You never know when disaster will strike. Be prepared. On New Year’s Eve 1996, I got a call from my parents, who lived 100 miles away from me at the time. The home they lived in was a rented home right next to a creek. The rain that year was terrible. Do you see where this is going?

You’re right. The phone call was my parents telling me they might have to evacuate their house. They told me not to worry if I couldn’t get in touch with them. Sure enough. They had to evacuate. I heard from them the next day. Their rental was flooded. The water was 18 inches high throughout the house, and they lost everything, but the photo albums they managed to pack in the car before they left.

Unfortunately, they didn’t carry renters insurance. The Red Cross helped some, and they eventually got some help from FEMA, but they needed to find a new place to stay on short notice, and then they needed to furnish the house and make sure my family had food & clothing (my two youngest brothers were still living at home).

In the end everything worked out, but it was stressful and financially draining.

It’s at this point a lot of people would be tempted to think disaster has struck once, so what are the chances it will strike again?

Fast forward to last week. I brought my kids to the doctor’s office, because they needed to get some shots. As I’m sitting in the waiting room, I thought I heard my mom’s voice.
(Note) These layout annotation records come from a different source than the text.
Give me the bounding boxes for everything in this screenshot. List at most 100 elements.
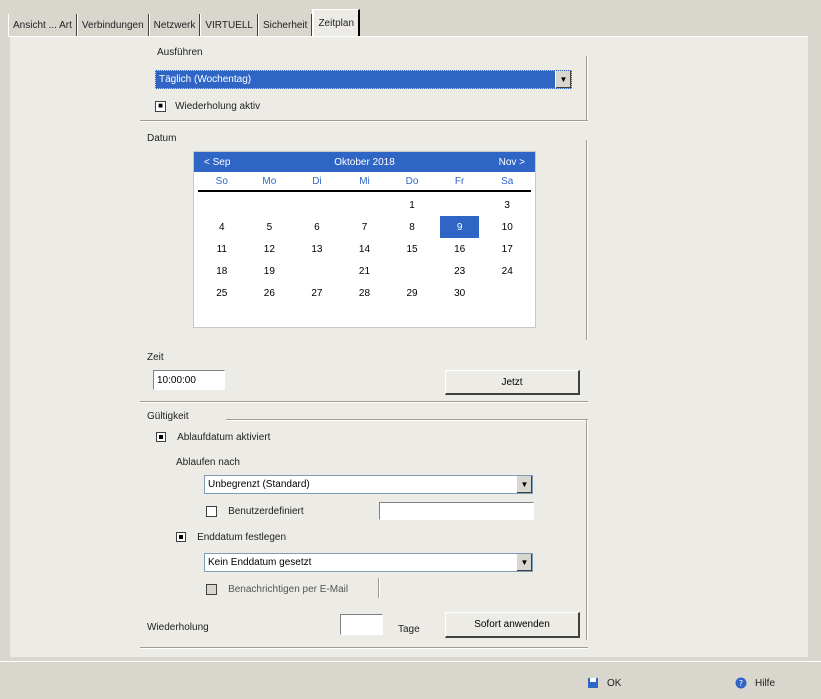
- end-date-option-row[interactable]: Enddatum festlegen: [176, 531, 286, 543]
- calendar-day[interactable]: 24: [483, 260, 531, 282]
- schedule-label: Ausführen: [157, 47, 203, 58]
- calendar-day[interactable]: 1: [388, 194, 436, 216]
- expiry-option-row[interactable]: Ablaufdatum aktiviert: [156, 431, 270, 443]
- weekday-label: Sa: [501, 175, 514, 187]
- custom-checkbox[interactable]: [206, 505, 217, 517]
- next-month-button[interactable]: Nov >: [499, 157, 525, 168]
- calendar-day: [341, 194, 389, 216]
- prev-month-button[interactable]: < Sep: [204, 157, 230, 168]
- schedule-dropdown[interactable]: Täglich (Wochentag) ▼: [155, 70, 572, 89]
- month-title: Oktober 2018: [334, 156, 395, 168]
- weekday-label: Fr: [454, 175, 465, 187]
- end-date-value: Kein Enddatum gesetzt: [208, 557, 312, 568]
- calendar-day[interactable]: 15: [388, 238, 436, 260]
- time-field[interactable]: 10:00:00: [153, 370, 225, 390]
- calendar-day[interactable]: 27: [293, 282, 341, 304]
- tab-connections[interactable]: Verbindungen: [76, 14, 149, 36]
- divider: [140, 120, 588, 122]
- weekday-label: Do: [405, 175, 419, 187]
- calendar-day: [436, 194, 484, 216]
- divider: [586, 420, 588, 640]
- calendar-day[interactable]: 5: [246, 216, 294, 238]
- divider: [140, 401, 588, 403]
- weekday-label: So: [215, 175, 228, 187]
- tab-strip: Ansicht ... Art Verbindungen Netzwerk VI…: [8, 9, 361, 36]
- chevron-down-icon[interactable]: ▼: [516, 476, 532, 493]
- calendar-day[interactable]: 12: [246, 238, 294, 260]
- now-button[interactable]: Jetzt: [445, 370, 580, 395]
- expire-after-label: Ablaufen nach: [176, 457, 240, 468]
- end-date-option-label: Enddatum festlegen: [197, 532, 287, 543]
- svg-text:?: ?: [739, 679, 743, 688]
- calendar-day[interactable]: 23: [436, 260, 484, 282]
- help-action[interactable]: ? Hilfe: [735, 677, 775, 689]
- calendar-day[interactable]: 9: [439, 216, 480, 238]
- custom-checkbox-row[interactable]: Benutzerdefiniert: [206, 505, 304, 517]
- calendar-day[interactable]: 4: [198, 216, 246, 238]
- apply-now-button[interactable]: Sofort anwenden: [445, 612, 580, 638]
- weekday-label: Mi: [359, 175, 370, 187]
- calendar-day[interactable]: 11: [198, 238, 246, 260]
- ok-action[interactable]: OK: [587, 677, 621, 689]
- calendar-day[interactable]: 30: [436, 282, 484, 304]
- repeat-checkbox-row[interactable]: ■ Wiederholung aktiv: [155, 100, 260, 112]
- custom-field[interactable]: [379, 502, 534, 520]
- calendar-days: 1 3 4 5 6 7 8 9 10 11 12 13 14 15 16 17 18 19 21 23 24 25 26 27…: [198, 194, 531, 304]
- help-label: Hilfe: [755, 677, 776, 689]
- end-date-dropdown[interactable]: Kein Enddatum gesetzt ▼: [204, 553, 533, 572]
- schedule-value: Täglich (Wochentag): [159, 74, 252, 85]
- calendar-day: [293, 194, 341, 216]
- calendar-day[interactable]: 3: [483, 194, 531, 216]
- divider: [378, 578, 380, 598]
- divider: [226, 419, 588, 421]
- weekday-label: Mo: [262, 175, 277, 187]
- end-date-radio[interactable]: [176, 532, 186, 543]
- ok-label: OK: [607, 677, 622, 689]
- tab-security[interactable]: Sicherheit: [257, 14, 313, 36]
- weekday-label: Di: [312, 175, 322, 187]
- tab-schedule[interactable]: Zeitplan: [312, 9, 361, 36]
- calendar-day[interactable]: 7: [341, 216, 389, 238]
- calendar-day[interactable]: 25: [198, 282, 246, 304]
- expiry-option-label: Ablaufdatum aktiviert: [177, 432, 271, 443]
- chevron-down-icon[interactable]: ▼: [555, 71, 571, 88]
- calendar-day: [483, 282, 531, 304]
- calendar-day[interactable]: 29: [388, 282, 436, 304]
- divider: [140, 647, 588, 649]
- calendar[interactable]: < Sep Oktober 2018 Nov > So Mo Di Mi Do Fr Sa …: [193, 151, 536, 328]
- calendar-day[interactable]: 18: [198, 260, 246, 282]
- help-icon: ?: [735, 677, 747, 689]
- calendar-day[interactable]: 17: [483, 238, 531, 260]
- calendar-day[interactable]: 26: [246, 282, 294, 304]
- expire-after-value: Unbegrenzt (Standard): [208, 479, 310, 490]
- calendar-day[interactable]: 16: [436, 238, 484, 260]
- notify-label: Benachrichtigen per E-Mail: [228, 584, 349, 595]
- repeat-checkbox[interactable]: ■: [155, 100, 166, 112]
- expiry-label: Gültigkeit: [147, 411, 189, 422]
- calendar-day: [246, 194, 294, 216]
- calendar-day[interactable]: 10: [483, 216, 531, 238]
- notify-checkbox-row[interactable]: Benachrichtigen per E-Mail: [206, 583, 348, 595]
- calendar-day[interactable]: 8: [388, 216, 436, 238]
- divider: [586, 140, 588, 340]
- calendar-day[interactable]: 13: [293, 238, 341, 260]
- calendar-day: [198, 194, 246, 216]
- date-label: Datum: [147, 133, 177, 144]
- tab-view[interactable]: Ansicht ... Art: [8, 14, 77, 36]
- expiry-radio[interactable]: [156, 432, 166, 443]
- custom-label: Benutzerdefiniert: [228, 506, 304, 517]
- chevron-down-icon[interactable]: ▼: [516, 554, 532, 571]
- calendar-day[interactable]: 6: [293, 216, 341, 238]
- footer-bar: [0, 661, 821, 699]
- tab-network[interactable]: Netzwerk: [148, 14, 201, 36]
- weekday-header: So Mo Di Mi Do Fr Sa: [198, 172, 531, 192]
- calendar-day[interactable]: 21: [341, 260, 389, 282]
- notify-checkbox[interactable]: [206, 583, 217, 595]
- calendar-day: [388, 260, 436, 282]
- retry-field[interactable]: [340, 614, 383, 635]
- calendar-day[interactable]: 14: [341, 238, 389, 260]
- calendar-day[interactable]: 28: [341, 282, 389, 304]
- expire-after-dropdown[interactable]: Unbegrenzt (Standard) ▼: [204, 475, 533, 494]
- calendar-day[interactable]: 19: [246, 260, 294, 282]
- tab-virtual[interactable]: VIRTUELL: [200, 14, 258, 36]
I look up, and sure enough it’s my mom, at the doctor’s office for her flu shot. She looks a bit stressed. She sat down and told me about her day.

As it turns out, her water heater broke in the middle of the night. Since the water heater is downstairs and her bedroom was upstairs, she didn’t know there was a major, and I do mean major, leak. By the time she woke up and went downstairs, there was 4 inches of water on the floor.

This time she had renter’s insurance. Moving to another apartment was stressful, no doubt. Thinking about possibly having to replace furniture, a computer, and countless other things was overwhelming. But in the end, she knew that she wouldn’t have to worry about the financial aspect of things.

Once again, things worked out. My mom got a great deal on a better apartment. And there wasn’t as much damage to her things as she first thought. But instead of stressing about her finances over Thanksgiving, my mom was able to relax and enjoy the day, knowing that everything back at her apartment was taken care of.

The point is, disasters can happen to anyone, and they can happen multiple times. When catastrophe strikes, there are plenty of things to worry about. You don’t need to be worrying about the financial aspect of the disaster.

Renter’s insurance only costs about $10 a month. Please look into it, if you rent and aren’t covered. You never know what could happen.

If you’ve ever rented, did you carry insurance?